"It's very exciting to see your words in a hard copy book that anyone can buy. It gives you some self-worth."
-What was your first thought when got to know about the RELAT-HOS project?
Y.G. I got to know it when I was admitted to Bellvitge Hospital. I was being taken for an X-ray in a wheelchair when I saw it. I really liked the name of the project, so once I was back in my room, I sent my father to reception to get me all the information.
-Were you sure right away to take part in it?
Y.G. In fact, the first person I thought of was my mother, since she is the writer in the family - she has published 4 books already! Since the project was not just for patients, but also for their family members, I talked her into writing a story and submit it. However, in an unexpected twist, one month later we both ended up in hospital. On that occasion, Nurse Antonia Castro came to see us and she and my mother talked me into writing a story too.

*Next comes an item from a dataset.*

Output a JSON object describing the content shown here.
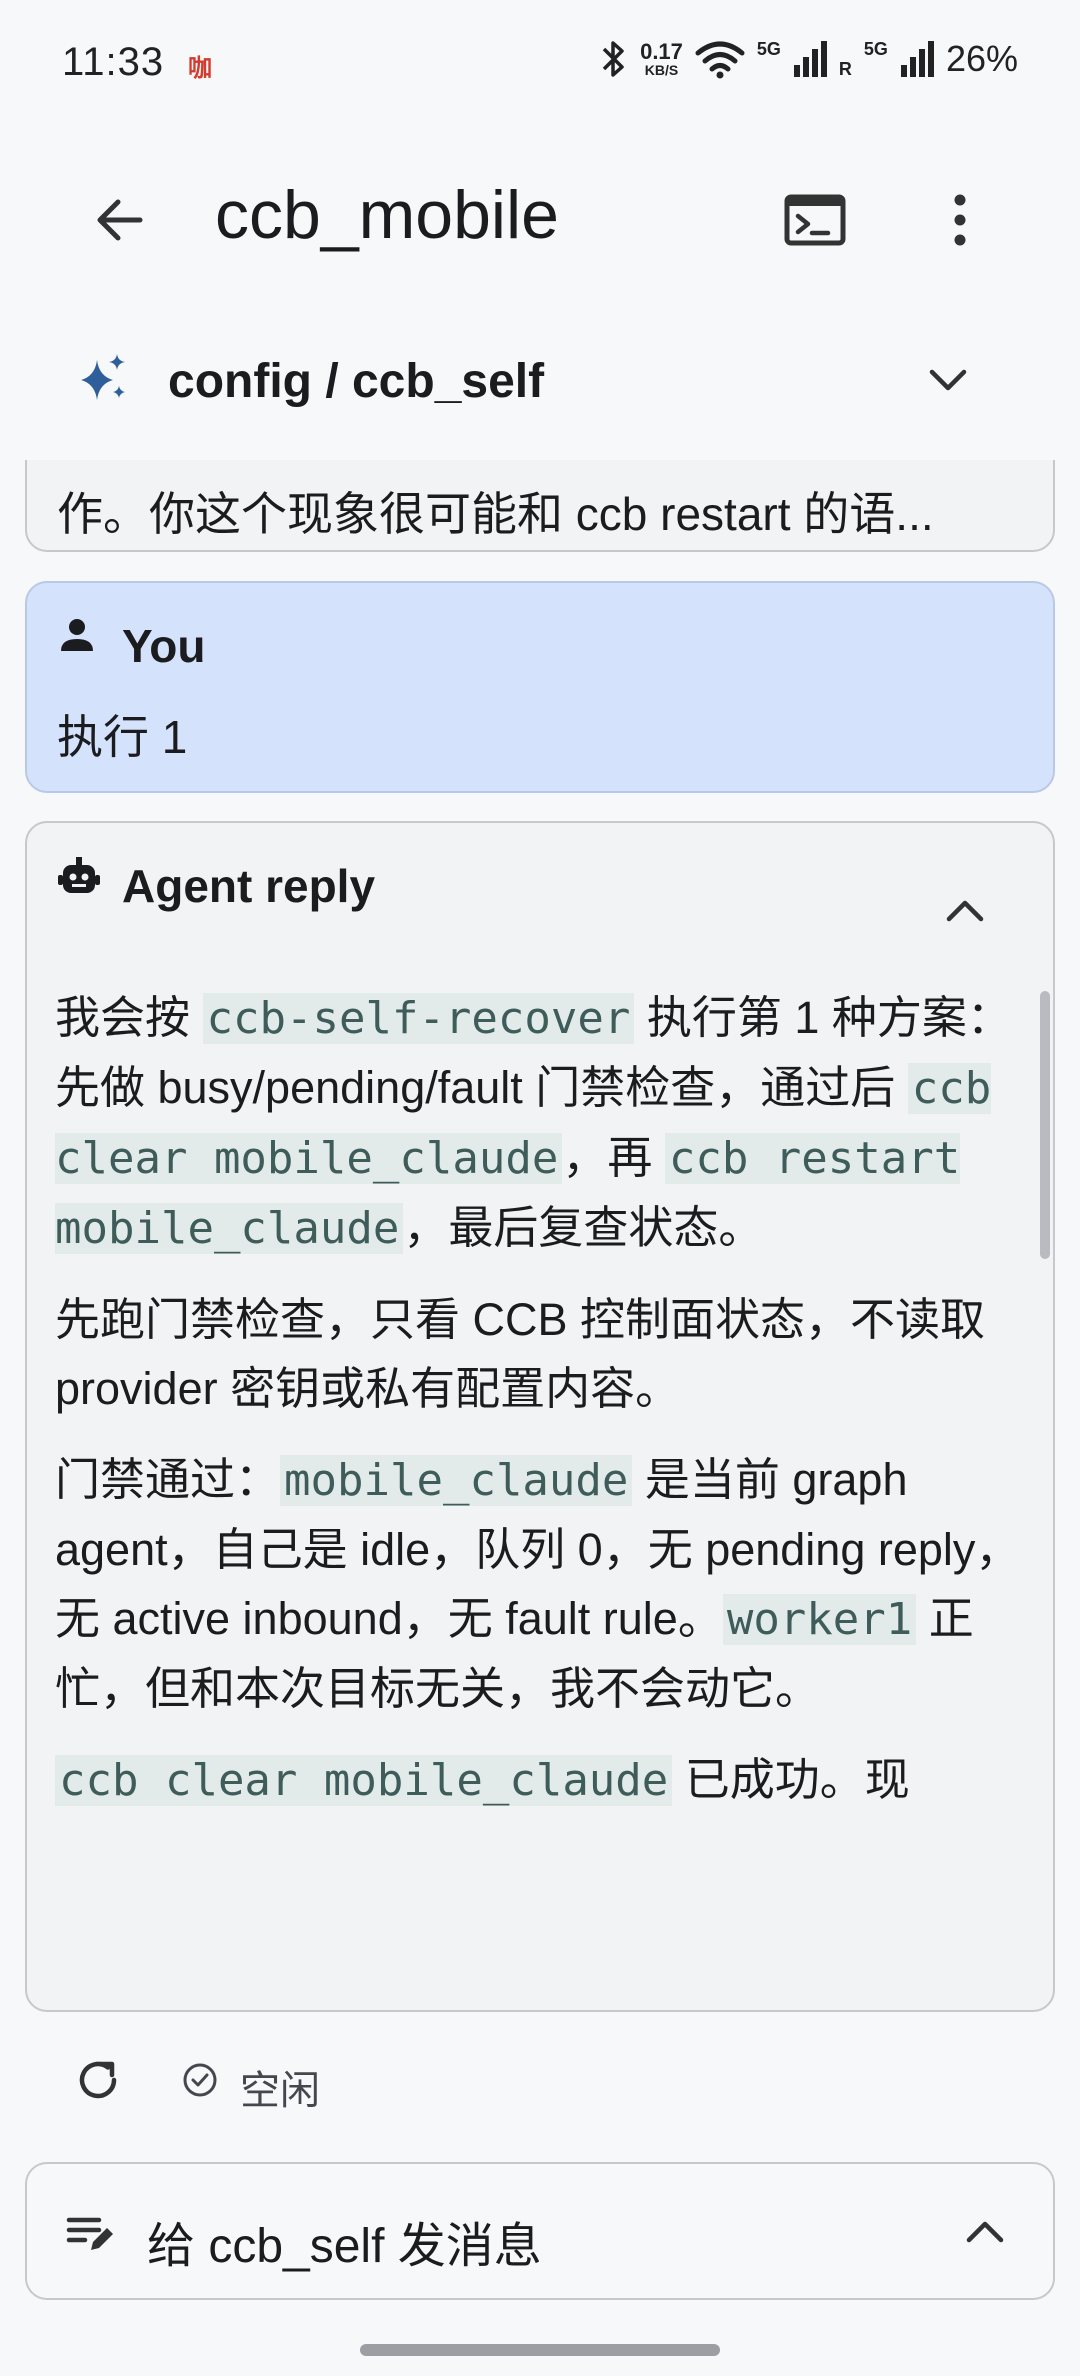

-How did you feel when you saw your story in the book?
Y.G. It is very exciting to see your words in a hard copy book that anyone can buy. It gives you some self-worth. And, especially this book, which is designed to give encouragement to people who may be in the same situation as you at some point in their lives.
-Do you think writing is an important therapeutic tool?

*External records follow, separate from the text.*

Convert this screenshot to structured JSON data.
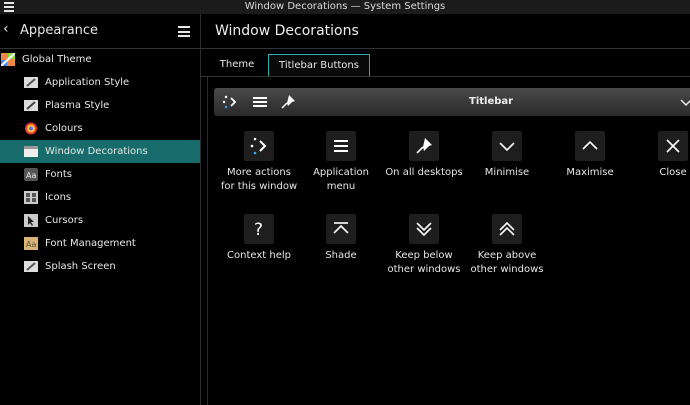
{
  "window": {
    "title": "Window Decorations — System Settings"
  },
  "sidebar": {
    "header": "Appearance",
    "items": [
      {
        "label": "Global Theme"
      },
      {
        "label": "Application Style"
      },
      {
        "label": "Plasma Style"
      },
      {
        "label": "Colours"
      },
      {
        "label": "Window Decorations"
      },
      {
        "label": "Fonts"
      },
      {
        "label": "Icons"
      },
      {
        "label": "Cursors"
      },
      {
        "label": "Font Management"
      },
      {
        "label": "Splash Screen"
      }
    ]
  },
  "main": {
    "title": "Window Decorations",
    "tabs": [
      {
        "label": "Theme"
      },
      {
        "label": "Titlebar Buttons"
      }
    ],
    "preview": {
      "label": "Titlebar"
    },
    "buttons": [
      {
        "label": "More actions\nfor this window",
        "icon": "more-actions-icon"
      },
      {
        "label": "Application\nmenu",
        "icon": "application-menu-icon"
      },
      {
        "label": "On all desktops",
        "icon": "pin-icon"
      },
      {
        "label": "Minimise",
        "icon": "minimise-icon"
      },
      {
        "label": "Maximise",
        "icon": "maximise-icon"
      },
      {
        "label": "Close",
        "icon": "close-icon"
      },
      {
        "label": "Context help",
        "icon": "help-icon"
      },
      {
        "label": "Shade",
        "icon": "shade-icon"
      },
      {
        "label": "Keep below\nother windows",
        "icon": "keep-below-icon"
      },
      {
        "label": "Keep above\nother windows",
        "icon": "keep-above-icon"
      }
    ]
  },
  "colors": {
    "selection": "#176b6b",
    "accent": "#33aaaa",
    "background": "#000000"
  }
}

Y.G. Yes indeed. It's a very good method. I think that when you are having a bad time, writing down what is going on with you, or any idea that crosses your mind, is a way to escape from the reality you are in. That helps your mind a lot to find a moment of happiness.
-Do you remember how you came to write your story: in one go, bit by bit on different days...?

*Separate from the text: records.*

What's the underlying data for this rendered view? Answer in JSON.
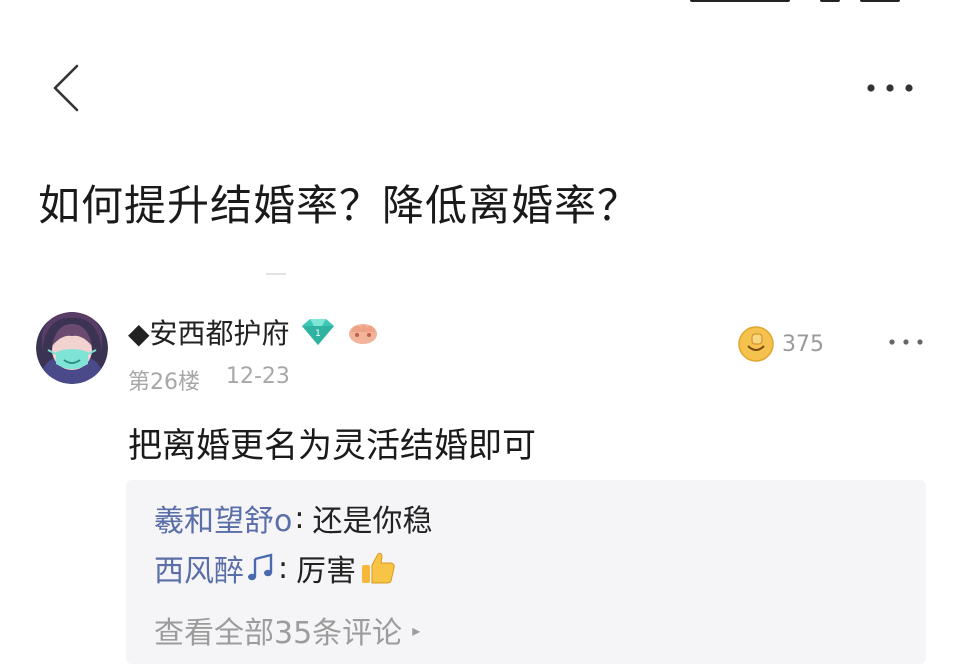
{
  "question": {
    "title": "如何提升结婚率？降低离婚率？"
  },
  "answer": {
    "username": "◆安西都护府",
    "floor": "第26楼",
    "date": "12-23",
    "like_count": "375",
    "content": "把离婚更名为灵活结婚即可"
  },
  "comments": {
    "items": [
      {
        "name": "羲和望舒o",
        "separator": ":",
        "text": "还是你稳",
        "emoji": ""
      },
      {
        "name": "西风醉",
        "separator": ":",
        "text": "厉害",
        "emoji": "👍"
      }
    ],
    "view_all_label": "查看全部35条评论",
    "view_all_caret": "▸"
  },
  "icons": {
    "back": "chevron-left-icon",
    "more": "more-horizontal-icon",
    "badge": "diamond-badge-icon",
    "medal": "fist-badge-icon",
    "like": "like-emoji-icon",
    "music": "music-note-icon",
    "thumb": "thumbs-up-icon"
  },
  "colors": {
    "name_link": "#5a6ea8",
    "meta_gray": "#a7a7a7",
    "comment_bg": "#f5f5f7",
    "badge_green": "#3ac7b3"
  }
}
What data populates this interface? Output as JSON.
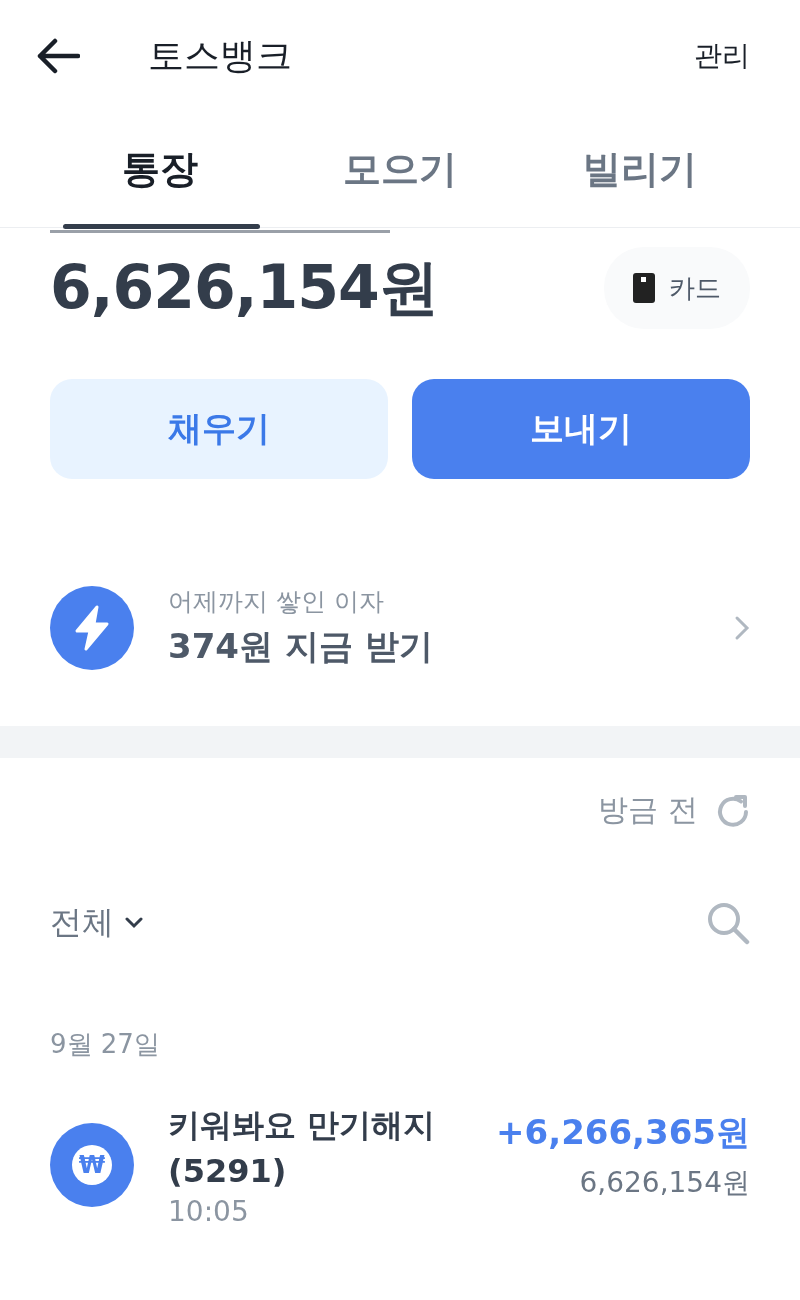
{
  "header": {
    "title": "토스뱅크",
    "action": "관리"
  },
  "tabs": [
    {
      "label": "통장",
      "selected": true
    },
    {
      "label": "모으기",
      "selected": false
    },
    {
      "label": "빌리기",
      "selected": false
    }
  ],
  "balance": {
    "amount": "6,626,154원",
    "card_button": "카드"
  },
  "actions": [
    {
      "label": "채우기",
      "kind": "secondary"
    },
    {
      "label": "보내기",
      "kind": "primary"
    }
  ],
  "interest": {
    "caption": "어제까지 쌓인 이자",
    "title": "374원 지금 받기"
  },
  "refresh": {
    "label": "방금 전"
  },
  "filter": {
    "label": "전체"
  },
  "groups": [
    {
      "date": "9월 27일",
      "transactions": [
        {
          "icon": "₩",
          "title": "키워봐요 만기해지 (5291)",
          "time": "10:05",
          "amount": "+6,266,365원",
          "balance": "6,626,154원",
          "kind": "deposit"
        }
      ]
    }
  ]
}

Y.G. I'm one of those people who leave everything to the last minute: I remember my mother nagging me because I had to send right away. So, I started one night... until I finished it. It was very easy because I was familiar with the subject; I just had to find the right words to fit together.
-Do you usually write?
Y.G. I had never written anything before, let alone published. But I've always read all of my mother’s stories. She has written more than 120 and I’ve always loved to think about how they could go on. I guess everything is passed on.
Have you kept writing since then?
Y.G. I haven't written anything since this short story, but currently I and my mother are working together on her 5th book. Finally, can you recommend a book? What else can I recommend but Los cuentos de la Maragata – 4 – Astorga. It contains 6 stories for all ages. It is a light read, which takes you into fantasy, and it always has a moral to make you think.